CVE-2022-45079: 
WordPress vulnerability analysis and mitigation

Cross-Site Request Forgery (CSRF) vulnerability was discovered in Softaculous Loginizer WordPress plugin versions 1.7.5 and below. The vulnerability was reported on November 14, 2022, and was assigned CVE-2022-45079. The issue was publicly disclosed on December 5, 2022, by Patchstack (Patchstack Database).

The vulnerability is classified as a Cross-Site Request Forgery (CSRF) issue with a CVSS v3.1 base score of 4.3 (Medium) according to Patchstack, while NVD rates it at 8.8 (High) with the vector string CVSS:3.1/AV:N/AC:L/PR:N/UI:R/S:U/C:H/I:H/A:H. The vulnerability requires no authentication to exploit and was identified as CWE-352 (Cross-Site Request Forgery) (NVD Database).
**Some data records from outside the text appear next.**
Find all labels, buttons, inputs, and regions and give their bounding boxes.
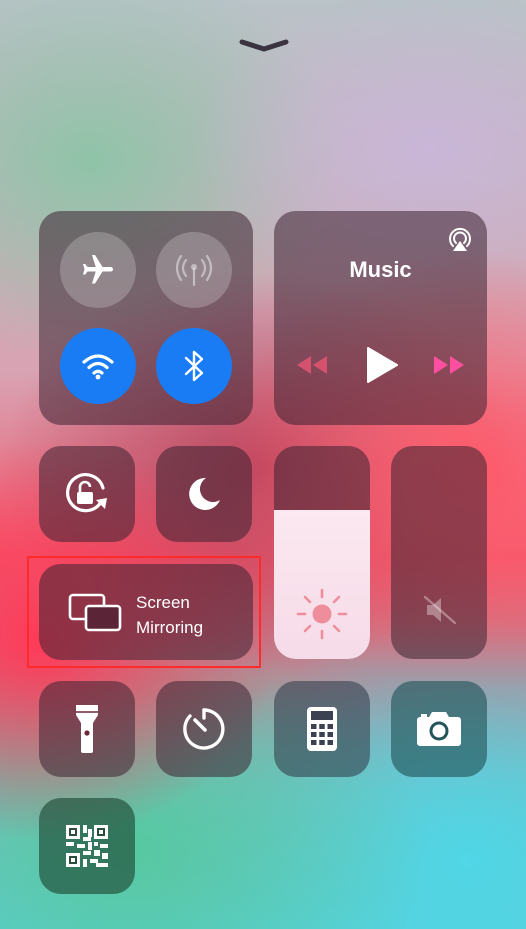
camera-button[interactable] [391,681,487,777]
do-not-disturb-button[interactable] [156,446,252,542]
moon-icon [189,477,220,510]
connectivity-panel [39,211,253,425]
flashlight-button[interactable] [39,681,135,777]
airplane-icon [83,255,113,284]
wifi-button[interactable] [60,328,136,404]
qr-code-icon [66,825,108,867]
music-panel[interactable]: Music [274,211,487,425]
volume-muted-icon [423,595,457,625]
timer-button[interactable] [156,681,252,777]
calculator-icon [307,707,337,751]
qr-scanner-button[interactable] [39,798,135,894]
airplane-mode-button[interactable] [60,232,136,308]
flashlight-icon [76,705,98,753]
timer-icon [183,708,225,750]
camera-icon [417,712,461,746]
brightness-slider[interactable] [274,446,370,659]
cellular-antenna-icon [175,254,213,287]
rotation-lock-button[interactable] [39,446,135,542]
airplay-audio-icon[interactable] [446,226,474,254]
brightness-sun-icon [296,588,348,640]
dismiss-chevron-icon[interactable] [238,36,290,54]
selection-highlight-box [27,556,261,668]
calculator-button[interactable] [274,681,370,777]
volume-slider[interactable] [391,446,487,659]
music-title: Music [349,257,412,282]
bluetooth-icon [184,350,204,382]
rewind-icon[interactable] [294,354,330,376]
play-icon[interactable] [365,346,399,384]
bluetooth-button[interactable] [156,328,232,404]
rotation-lock-icon [66,473,107,513]
fast-forward-icon[interactable] [431,354,467,376]
wifi-icon [82,354,114,380]
cellular-data-button[interactable] [156,232,232,308]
This vulnerability could allow a malicious actor to force higher privileged users to execute unwanted actions under their current authentication. The specific impact varies case by case, but it potentially enables attackers to perform actions on behalf of authenticated users without their consent (Patchstack Database).

The vulnerability was fixed in version 1.7.6 of the Loginizer plugin. Users are advised to update to version 1.7.6 or later to remove the vulnerability. Patchstack users can enable auto-update for vulnerable plugins (Patchstack Database).